Sonic springs to life when Jim Carrey arrives on the scene

When Carrey first appears, descending with his twirly mustache and long black coat from a bus-like mobile villain lair, the film instantly improves. His ridiculous opening monologue – delivered in the old school, idiosyncratic Carrey style, with rubbery countenance and odd points of vocal emphasis – has Robotnik intimidating a military man, stating in clear terms who is now in control and professing his love for machines (because they obey orders). It is clear from this early moment that Carrey will extend the reality of the film, moving it into the realm of cartoon much more than the actual cartoon elements themselves, i.e. the computer-generated Sonic.

Fowler and his screenwriters (Patrick Casey and Josh Miller) routinely have the protagonist breaking the ‘show don’t tell’ dictum. “Oh no!

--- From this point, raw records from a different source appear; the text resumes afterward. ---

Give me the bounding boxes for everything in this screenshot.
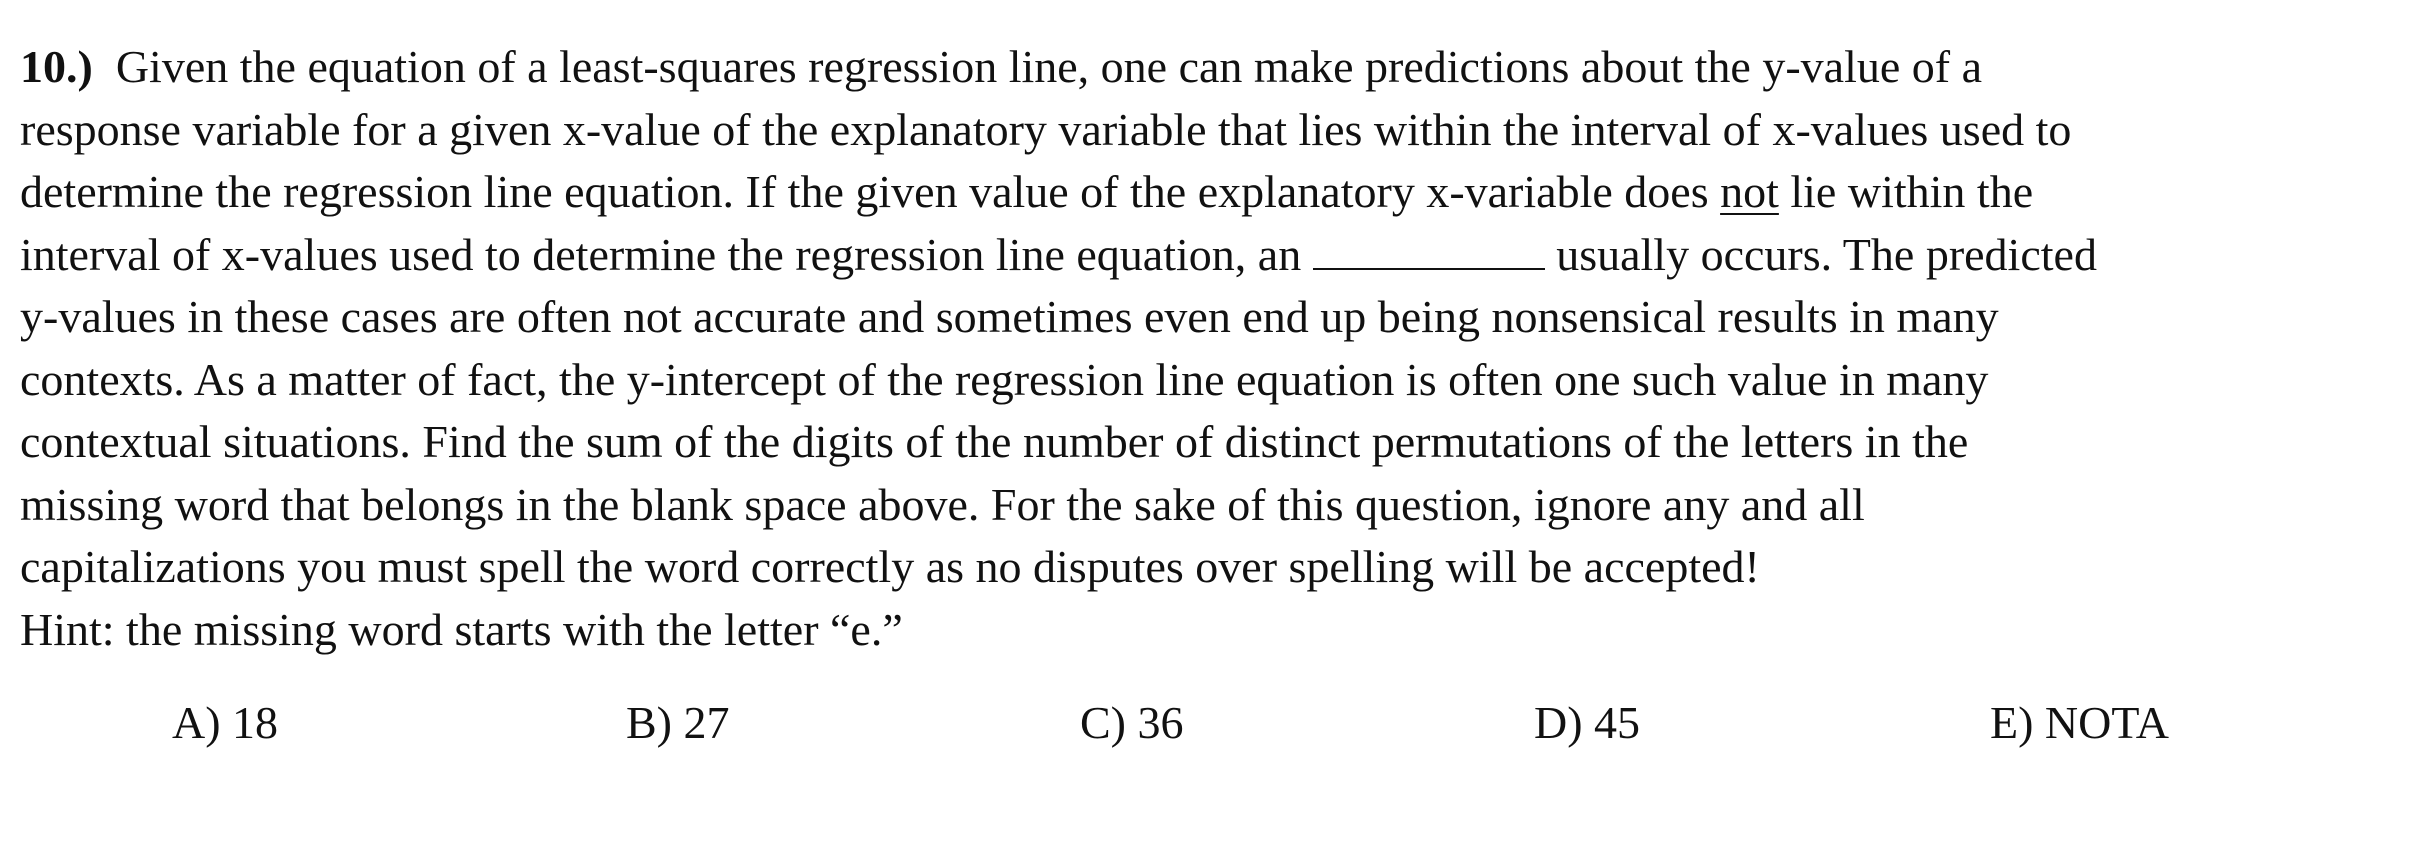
- question-text-line-3b: lie within the: [1778, 166, 2034, 217]
- question-text-line-3a: determine the regression line equation. …: [20, 166, 1721, 217]
- answer-blank: [1312, 228, 1545, 270]
- question-line-3: determine the regression line equation. …: [20, 161, 2400, 224]
- choice-a: A) 18: [172, 697, 279, 748]
- question-line-1: 10.) Given the equation of a least-squar…: [20, 36, 2400, 99]
- question-text-line-1: Given the equation of a least-squares re…: [115, 41, 1982, 92]
- choice-d: D) 45: [1534, 697, 1641, 748]
- choice-c: C) 36: [1080, 697, 1184, 748]
- choice-b: B) 27: [626, 697, 730, 748]
- answer-choices: A) 18 B) 27 C) 36 D) 45 E) NOTA: [0, 692, 2420, 762]
- hint-text: Hint: the missing word starts with the l…: [20, 603, 903, 655]
- question-text-line-4a: interval of x-values used to determine t…: [20, 228, 1313, 280]
- question-10: 10.) Given the equation of a least-squar…: [20, 36, 2400, 661]
- question-number: 10.): [20, 41, 93, 92]
- question-text-line-5: y-values in these cases are often not ac…: [20, 291, 1999, 342]
- choice-e: E) NOTA: [1990, 697, 2169, 748]
- question-text-line-6: contexts. As a matter of fact, the y-int…: [20, 353, 1989, 405]
- question-line-4: interval of x-values used to determine t…: [20, 224, 2400, 287]
- question-text-line-7: contextual situations. Find the sum of t…: [20, 416, 1969, 467]
- question-text-line-2: response variable for a given x-value of…: [20, 103, 2072, 155]
- question-text-line-9: capitalizations you must spell the word …: [20, 541, 1760, 592]
- question-text-line-8: missing word that belongs in the blank s…: [20, 478, 1865, 530]
- question-text-line-4b: usually occurs. The predicted: [1544, 228, 2097, 280]
- underlined-word-not: not: [1720, 166, 1779, 217]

They’re outside! I better go!” that glossy blue materialisation of dopey writing squeaks at one point, reading a bit in the script marked with highlighter pen. Imagine, I thought when watching this sorry sequence, if Sonic never spoke in this movie. Imagine how much harder the writers would have had to work.

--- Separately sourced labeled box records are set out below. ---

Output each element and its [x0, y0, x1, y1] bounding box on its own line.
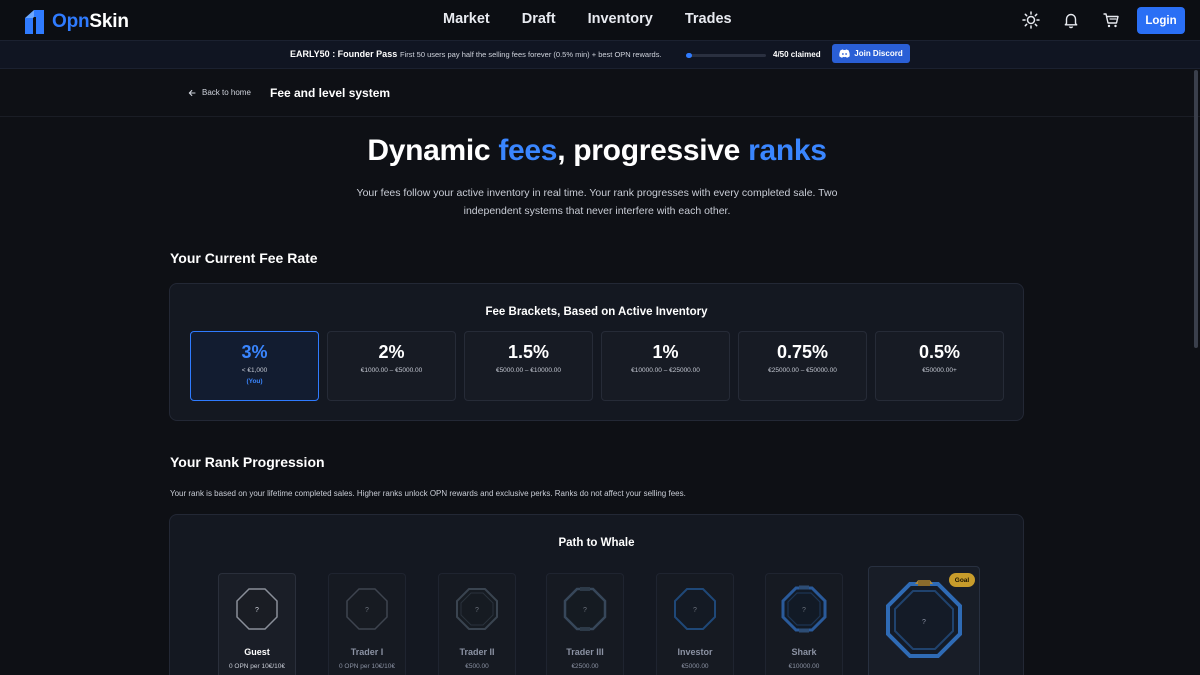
svg-text:?: ?: [255, 607, 259, 614]
promo-description: First 50 users pay half the selling fees…: [400, 50, 662, 59]
arrow-left-icon: [188, 89, 196, 96]
fee-bracket: 2% €1000.00 – €5000.00: [327, 331, 456, 401]
rank-name: Investor: [677, 647, 713, 657]
rank-card-trader-i: ? Trader I 0 OPN per 10€/10€: [328, 573, 406, 675]
fee-bracket: 0.5% €50000.00+: [875, 331, 1004, 401]
rank-card-investor: ? Investor €5000.00: [656, 573, 734, 675]
top-navbar: OpnSkin Market Draft Inventory Trades Lo…: [0, 0, 1200, 40]
rank-card-trader-ii: ? Trader II €500.00: [438, 573, 516, 675]
main-nav: Market Draft Inventory Trades: [443, 11, 732, 27]
rank-badge-icon: ?: [346, 588, 388, 630]
rank-requirement: €500.00: [465, 663, 489, 670]
promo-progress-fill: [686, 53, 693, 58]
join-discord-button[interactable]: Join Discord: [832, 44, 910, 63]
nav-inventory[interactable]: Inventory: [588, 11, 653, 27]
path-to-whale-title: Path to Whale: [558, 537, 635, 549]
page-title: Fee and level system: [270, 86, 391, 100]
rank-name: Shark: [791, 647, 817, 657]
fee-bracket-current: 3% < €1,000 (You): [190, 331, 319, 401]
breadcrumb: Back to home Fee and level system: [0, 70, 1200, 117]
rank-badge-icon: ?: [674, 588, 716, 630]
svg-text:?: ?: [475, 607, 479, 614]
discord-icon: [839, 49, 850, 58]
fee-section-heading: Your Current Fee Rate: [170, 250, 318, 266]
svg-text:?: ?: [365, 607, 369, 614]
page-scrollbar[interactable]: [1194, 70, 1198, 348]
promo-code: EARLY50 : Founder Pass: [290, 49, 398, 59]
bracket-range: €50000.00+: [922, 367, 957, 374]
bell-icon[interactable]: [1062, 11, 1080, 29]
rank-requirement: €2500.00: [571, 663, 599, 670]
fee-bracket: 0.75% €25000.00 – €50000.00: [738, 331, 867, 401]
rank-name: Trader III: [566, 647, 604, 657]
svg-text:?: ?: [583, 607, 587, 614]
promo-claimed-count: 4/50 claimed: [773, 50, 821, 59]
hero-subtitle: Your fees follow your active inventory i…: [356, 187, 838, 217]
rank-requirement: €10000.00: [788, 663, 820, 670]
fee-brackets-title: Fee Brackets, Based on Active Inventory: [485, 306, 708, 318]
bracket-rate: 0.5%: [918, 342, 961, 362]
rank-card-trader-iii: ? Trader III €2500.00: [546, 573, 624, 675]
nav-trades[interactable]: Trades: [685, 11, 732, 27]
fee-bracket: 1.5% €5000.00 – €10000.00: [464, 331, 593, 401]
rank-requirement: 0 OPN per 10€/10€: [228, 663, 285, 670]
brand-name: OpnSkin: [52, 10, 129, 32]
rank-name: Guest: [244, 647, 270, 657]
svg-text:?: ?: [922, 619, 926, 626]
rank-badge-icon: ?: [236, 588, 278, 630]
hero-title: Dynamic fees, progressive ranks: [367, 134, 827, 167]
nav-draft[interactable]: Draft: [522, 11, 556, 27]
rank-name: Trader II: [459, 647, 495, 657]
svg-text:?: ?: [693, 607, 697, 614]
bracket-range: < €1,000: [241, 367, 268, 374]
bracket-range: €10000.00 – €25000.00: [631, 367, 700, 374]
login-button[interactable]: Login: [1137, 7, 1185, 34]
promo-banner: EARLY50 : Founder Pass First 50 users pa…: [0, 40, 1200, 69]
bracket-range: €25000.00 – €50000.00: [768, 367, 837, 374]
bracket-rate: 2%: [378, 342, 405, 362]
brand-logo[interactable]: OpnSkin: [25, 9, 129, 34]
you-marker: (You): [246, 378, 263, 385]
rank-requirement: €5000.00: [681, 663, 709, 670]
rank-badge-icon: ?: [781, 585, 827, 633]
bracket-rate: 1%: [652, 342, 679, 362]
cart-icon[interactable]: [1102, 11, 1120, 29]
rank-badge-icon: ?: [456, 588, 498, 630]
goal-badge: Goal: [949, 573, 975, 587]
rank-badge-icon: ?: [886, 580, 962, 658]
rank-requirement: 0 OPN per 10€/10€: [338, 663, 395, 670]
bracket-rate: 1.5%: [507, 342, 550, 362]
logo-icon: [25, 10, 44, 34]
fee-brackets-panel: Fee Brackets, Based on Active Inventory …: [169, 283, 1024, 421]
rank-card-shark: ? Shark €10000.00: [765, 573, 843, 675]
nav-market[interactable]: Market: [443, 11, 490, 27]
bracket-rate: 3%: [241, 342, 268, 362]
rank-badge-icon: ?: [563, 587, 607, 631]
svg-text:?: ?: [802, 607, 806, 614]
rank-name: Trader I: [350, 647, 384, 657]
back-to-home-link[interactable]: Back to home: [188, 88, 251, 97]
rank-section-heading: Your Rank Progression: [170, 454, 325, 470]
rank-card-guest: ? Guest 0 OPN per 10€/10€: [218, 573, 296, 675]
nav-icons: [1022, 11, 1120, 29]
back-to-home-label: Back to home: [202, 88, 251, 97]
bracket-range: €5000.00 – €10000.00: [495, 367, 562, 374]
join-discord-label: Join Discord: [854, 49, 903, 58]
fee-bracket: 1% €10000.00 – €25000.00: [601, 331, 730, 401]
promo-progress-bar: [686, 53, 766, 58]
bracket-range: €1000.00 – €5000.00: [360, 367, 423, 374]
bracket-rate: 0.75%: [776, 342, 829, 362]
theme-sun-icon[interactable]: [1022, 11, 1040, 29]
rank-note: Your rank is based on your lifetime comp…: [170, 489, 686, 498]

Imagine also, for that matter, if Jim Carrey didn’t speak either. Not in this film but throughout his entire career. I certainly have. I used to believe – and occasionally comment – that Carrey would have made a great silent film star, for th eobvious reasons: i.e. his over-the-top magnetism and his extreme physicality.

Now I’m not so sure. Carrey’s OTT style might have suited the OTT style of the time, becoming melodramatic in the accepted and ubiquitous way – meaning he might have slipped into a film rather than stood out. It doesn’t take much imagination, for instance, to imagine Carrey in the lead role in the great 1928 silent drama The Man Who Laughs, led by an unforgettably histrionic performance from Conrad Veidt as the humiliated star of a travelling carnival.

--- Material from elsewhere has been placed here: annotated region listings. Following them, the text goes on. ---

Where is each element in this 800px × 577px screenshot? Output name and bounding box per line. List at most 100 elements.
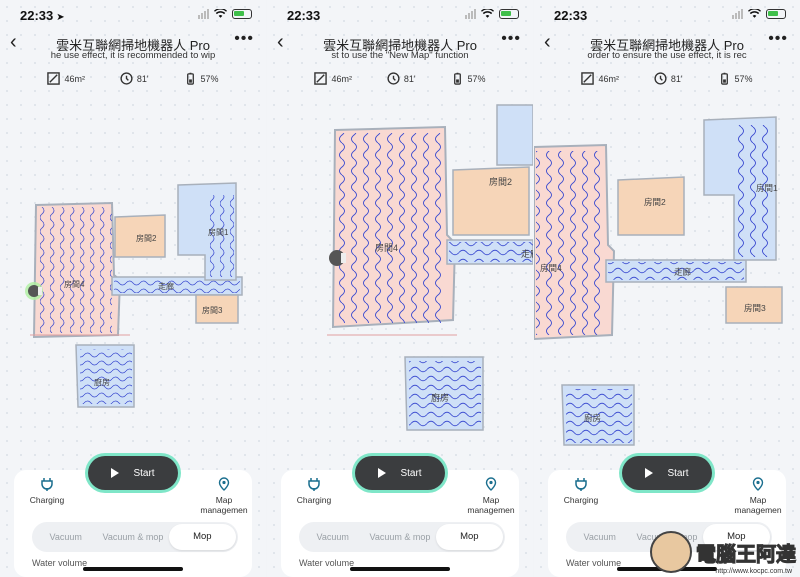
mode-vacuum[interactable]: Vacuum [32,522,99,552]
play-icon [111,468,120,478]
home-indicator[interactable] [350,567,450,571]
charging-button[interactable]: Charging [291,477,337,505]
location-arrow-icon: ➤ [56,12,65,23]
wifi-icon [214,9,227,18]
clock-icon [387,72,400,85]
room-label: 房間2 [644,197,666,207]
water-volume-label: Water volume [32,558,88,568]
time-value: 81' [670,73,683,84]
cleaning-stats: 46m² 81' 57% [534,72,800,85]
plug-icon [41,478,53,491]
battery-value: 57% [734,73,753,84]
scrolling-notice: order to ensure the use effect, it is re… [587,50,747,61]
room-label: 房間4 [540,263,562,273]
clock-icon [654,72,667,85]
home-indicator[interactable] [83,567,183,571]
plug-icon [575,478,587,491]
area-stat: 46m² [47,72,85,85]
cleaning-map[interactable]: 房間4 房間2 走廊 廚房 [267,95,533,455]
plug-icon [308,478,320,491]
map-management-button[interactable]: Map managemen [734,477,782,515]
battery-level-icon [453,72,461,85]
area-icon [581,72,595,85]
clock-icon [120,72,133,85]
cleaning-stats: 46m² 81' 57% [0,72,266,85]
area-stat: 46m² [581,72,619,85]
charging-label: Charging [29,495,65,505]
mode-vacuum[interactable]: Vacuum [566,522,633,552]
battery-icon [766,9,786,19]
charging-button[interactable]: Charging [558,477,604,505]
start-button[interactable]: Start [622,456,712,490]
time-stat: 81' [120,72,149,85]
more-options-icon[interactable]: ••• [501,30,521,48]
battery-icon [499,9,519,19]
room-label: 走廊 [674,267,692,277]
start-button[interactable]: Start [88,456,178,490]
more-options-icon[interactable]: ••• [768,30,788,48]
room-label: 房間1 [208,227,229,237]
watermark-text: 電腦王阿達 [696,543,797,566]
wifi-icon [481,9,494,18]
battery-stat: 57% [718,72,753,85]
battery-value: 57% [467,73,486,84]
charging-label: Charging [563,495,599,505]
room-blue-area[interactable] [496,104,533,166]
room-label: 房間1 [756,183,778,193]
room-label: 廚房 [431,392,449,403]
area-icon [47,72,61,85]
room-label: 走廊 [521,248,533,259]
mascot-avatar-icon [650,531,692,573]
cleaning-map[interactable]: 房間4 房間2 房間1 走廊 房間3 廚房 [534,95,800,455]
mode-vacuum[interactable]: Vacuum [299,522,366,552]
water-volume-label: Water volume [566,558,622,568]
battery-stat: 57% [451,72,486,85]
battery-stat: 57% [184,72,219,85]
cleaning-stats: 46m² 81' 57% [267,72,533,85]
site-watermark: 電腦王阿達 [650,531,797,573]
room-label: 房間2 [489,176,512,187]
cellular-signal-icon [732,9,743,19]
app-screen-1: 22:33 ➤ ‹ 雲米互聯網掃地機器人 Pro ••• he use effec… [0,0,266,577]
room-label: 房間3 [202,305,223,315]
cleaning-map[interactable]: 房間4 房間2 房間1 走廊 房間3 廚房 [0,95,266,455]
area-value: 46m² [598,73,619,84]
mode-vacuum-mop[interactable]: Vacuum & mop [366,522,433,552]
map-management-label: Map managemen [734,495,782,515]
start-button[interactable]: Start [355,456,445,490]
map-management-button[interactable]: Map managemen [200,477,248,515]
status-time: 22:33 ➤ [20,8,65,23]
mode-mop[interactable]: Mop [435,524,503,550]
mode-vacuum-mop[interactable]: Vacuum & mop [99,522,166,552]
start-label: Start [133,467,155,479]
play-icon [645,468,654,478]
charging-label: Charging [296,495,332,505]
scrolling-notice: st to use the "New Map" function [331,50,469,61]
status-time: 22:33 [554,8,588,23]
room-label: 房間4 [64,279,85,289]
charging-button[interactable]: Charging [24,477,70,505]
time-value: 81' [136,73,149,84]
mode-mop[interactable]: Mop [168,524,236,550]
status-bar: 22:33 ➤ [0,6,266,26]
app-screen-3: 22:33 ‹ 雲米互聯網掃地機器人 Pro ••• order to ensu… [534,0,800,577]
scrolling-notice: he use effect, it is recommended to wip [50,50,216,61]
area-icon [314,72,328,85]
app-screen-2: 22:33 ‹ 雲米互聯網掃地機器人 Pro ••• st to use the… [267,0,533,577]
map-pin-icon [752,477,764,491]
more-options-icon[interactable]: ••• [234,30,254,48]
room-label: 房間3 [744,303,766,313]
robot-position-icon[interactable] [25,282,43,300]
area-stat: 46m² [314,72,352,85]
map-pin-icon [485,477,497,491]
start-label: Start [400,467,422,479]
time-value: 81' [403,73,416,84]
start-label: Start [667,467,689,479]
map-pin-icon [218,477,230,491]
room-label: 走廊 [158,281,174,291]
area-value: 46m² [331,73,352,84]
map-management-button[interactable]: Map managemen [467,477,515,515]
room-label: 房間4 [375,242,398,253]
battery-value: 57% [200,73,219,84]
cellular-signal-icon [198,9,209,19]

Back then cinema wasn’t obsessed with realism like it is now. Contemporary movies like Sonic embrace wacky concepts not for their imaginative possibilities, but for the opportunity to take something fantastical and otherworldly then integrate it into our own universe, transforming the magical into the mundane (there are some exceptions, such as the fabulous Spider-Man: Into the Spider-Verse, which used zany storylines to inspire zany aesthetic: an example of content influencing form).

Carrey’s OTT performance pushes the film away from realism

Carrey’s performance in Sonic isn’t the glue binding the film together – the CGI furball and his human pal (James Marsden) fill that role – but the glitter that sprinkles it with colour and life. He pushes the experience away from realism, which it should never have been (hedge)hog-tied to in the first place.

In one brief but fun moment, Robotnik is dancing in his villain-lair-on-wheels when is interrupted by his right hand man, who offers him a coffee. Robotnik responds: “Of course I want a latte, I love the way you make them.” A normal line, right? Nothing special about it.

Carrey however bellows out the second half of it, screaming maniacally at the top of his lungs. A simple “I love the way you make them” becomes a wall-rating “I LLOVVEEE THE WAY YOU MAKE THEM!” He says this in a manner impossible to describe in words, but instantly familiar to anybody who’s seen a Jim Carrey movie from the 90s. Speaking like this used to be par for the course for him, before he made his journey into a generally less theatrical performance style.

It’s a funny moment, the joke arising entirely from the inappropriateness of Carrey’s intonation. It doesn’t make sense for him to deliver the line in that way. This sort of wildly unhinged interpretation of simple dialogue is reminiscent of the work of Nicolas Cage, whose many comparable moments often carry extra oomph, because they regularly exist in the realm of drama rather than comedy. Or, as in here, a hammy villainous performance with gadgets, yelling, SFX and scenery chewing.

Here’s an idea: how about somebody makes a hard-hitting drama co-starring Carrey and Cage, featuring both actors in overtly melodramatic mode? Now that I would pay to see. But for now, in the canon of Carrey, we have to settle for the crumbs of craziness dished up in Sonic. Or perhaps we can rewind to the good old times and delve into those 90s classics.